Although AI companies admit they don't know what's happening in the black box of LLMs, they can influence output. These can be guard rails to prevent abuse or malicious intent. But Grok, Elon Musk's AI on X, bluntly showed more nefarious use cases. On May 14 a modification was made to Grok that made the model add comments about supposedly white genocide in South-Africa, which is a myth, after every response. Interestingly enough, this was at the same time Donald Trump claimed Afrikaners were victims of genocide and had a publicity stunt to have them move over to America as refugees. The day after Grok went gobbledygook, it put the number of Jews killed in the Holocaust into question. It is unclear who made these changes to Grok, but that is irrelevant when we look at the implications. Although models themselves largely remain a mystery, outcomes can be manipulated, either by their owners, employees, or hackers and far more subtle and inconspicuously than what happened to Grok.
A different but perhaps a more troublesome example of Generative AI output manipulation is OpenAI's sycophant debacle. On April 25 OpenAI wanted to update the model's default personality which turned it into a sycophant that was excessively agreeable to its users. This resulted in unsettling conversations. Now whether this was a deliberate act gone wrong or a genuine mistake is not the issue. The fact is that Generative AI can be altered in such a way that it can influence personal opinions and thereby shape public debate. The more we become used to AI, the more we inadvertently trust AI output.

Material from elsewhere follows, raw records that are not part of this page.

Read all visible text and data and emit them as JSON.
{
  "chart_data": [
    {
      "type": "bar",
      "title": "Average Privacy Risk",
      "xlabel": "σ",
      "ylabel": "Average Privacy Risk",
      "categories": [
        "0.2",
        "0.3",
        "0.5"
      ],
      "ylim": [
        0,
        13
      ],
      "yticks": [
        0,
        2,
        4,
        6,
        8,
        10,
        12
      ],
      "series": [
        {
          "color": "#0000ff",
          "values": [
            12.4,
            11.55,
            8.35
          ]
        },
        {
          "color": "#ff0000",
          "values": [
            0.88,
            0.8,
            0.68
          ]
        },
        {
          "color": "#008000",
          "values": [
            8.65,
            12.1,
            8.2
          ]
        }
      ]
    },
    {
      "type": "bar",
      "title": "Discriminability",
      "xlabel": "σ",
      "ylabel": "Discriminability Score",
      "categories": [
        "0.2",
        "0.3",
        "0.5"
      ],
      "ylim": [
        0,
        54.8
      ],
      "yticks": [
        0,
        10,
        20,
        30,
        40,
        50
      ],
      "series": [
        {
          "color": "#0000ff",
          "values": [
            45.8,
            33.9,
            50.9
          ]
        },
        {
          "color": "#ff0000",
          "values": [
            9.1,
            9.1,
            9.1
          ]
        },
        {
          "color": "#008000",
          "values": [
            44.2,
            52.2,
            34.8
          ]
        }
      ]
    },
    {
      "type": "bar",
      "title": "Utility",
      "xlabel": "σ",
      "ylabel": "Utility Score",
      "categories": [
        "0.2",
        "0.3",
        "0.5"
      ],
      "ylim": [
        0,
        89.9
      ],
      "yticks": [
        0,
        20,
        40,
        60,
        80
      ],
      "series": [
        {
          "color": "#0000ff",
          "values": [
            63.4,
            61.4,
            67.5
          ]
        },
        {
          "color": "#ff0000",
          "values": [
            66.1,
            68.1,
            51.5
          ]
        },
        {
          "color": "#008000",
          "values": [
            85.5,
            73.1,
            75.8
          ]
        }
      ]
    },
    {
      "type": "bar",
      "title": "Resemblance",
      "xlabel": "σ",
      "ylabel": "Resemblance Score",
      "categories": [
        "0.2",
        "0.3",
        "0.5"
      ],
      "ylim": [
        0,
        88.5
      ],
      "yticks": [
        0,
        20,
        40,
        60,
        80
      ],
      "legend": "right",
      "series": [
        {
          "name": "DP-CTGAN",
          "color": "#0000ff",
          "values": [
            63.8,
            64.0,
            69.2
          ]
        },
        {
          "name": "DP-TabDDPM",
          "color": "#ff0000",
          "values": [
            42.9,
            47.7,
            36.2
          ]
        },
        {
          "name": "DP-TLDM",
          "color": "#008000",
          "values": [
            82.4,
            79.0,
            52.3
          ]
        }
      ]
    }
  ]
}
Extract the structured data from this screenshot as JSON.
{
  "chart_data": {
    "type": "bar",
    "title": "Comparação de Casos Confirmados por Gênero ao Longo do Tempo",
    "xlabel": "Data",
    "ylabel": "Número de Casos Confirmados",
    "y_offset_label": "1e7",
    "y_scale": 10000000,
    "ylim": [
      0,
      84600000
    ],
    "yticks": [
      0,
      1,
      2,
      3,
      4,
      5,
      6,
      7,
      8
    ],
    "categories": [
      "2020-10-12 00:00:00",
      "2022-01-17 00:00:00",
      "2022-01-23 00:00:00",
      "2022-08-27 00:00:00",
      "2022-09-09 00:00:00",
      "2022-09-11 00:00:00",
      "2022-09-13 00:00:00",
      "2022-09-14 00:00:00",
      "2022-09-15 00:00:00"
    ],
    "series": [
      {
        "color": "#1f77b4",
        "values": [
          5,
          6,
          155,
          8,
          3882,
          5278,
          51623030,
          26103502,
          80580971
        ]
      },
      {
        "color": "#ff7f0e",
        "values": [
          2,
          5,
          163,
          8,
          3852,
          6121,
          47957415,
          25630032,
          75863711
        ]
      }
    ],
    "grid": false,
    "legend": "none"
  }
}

People also have the tendency to anthropomorphise AI, something a shocked Joseph Weizenbaum at MIT already discovered with ELIZA, one of the earliest 'chatbots', released in the 1960s. The Eliza effect is now a term used to indicate people attributing human traits to a computer program that communicates in text. Anthropomorphism and the sycophant nature of Generative AI (albeit less prevalent than the OpenAI's failed update) may have added to the fact that the main reason for people to use GenA is 'therapy' and 'companionship'; it is a dystopia in the making.
Generative AI is a powerful, manipulative tool that "connects a commercial goal with a popular fantasy of sentient machines." (The AI Con, p. 9) It rakes in enormous amounts of money and influence while promising bliss is just around the corner. Like Saruman and Denethor we are lured into the palantír. We think the stone can be of service to us, but actually it is us serving the dark lords of Silicon Valley.
However, AI is not inherently evil and can be used effectively as long as we acknowledge its flaws and dangers. We need to understand how these systems work, dispel the myth around them, and know how to approach them. We should be distrustful to the snake oil that is being sold to us for if we are not vigilant, we will be slowly but steadily be caught and corrupted.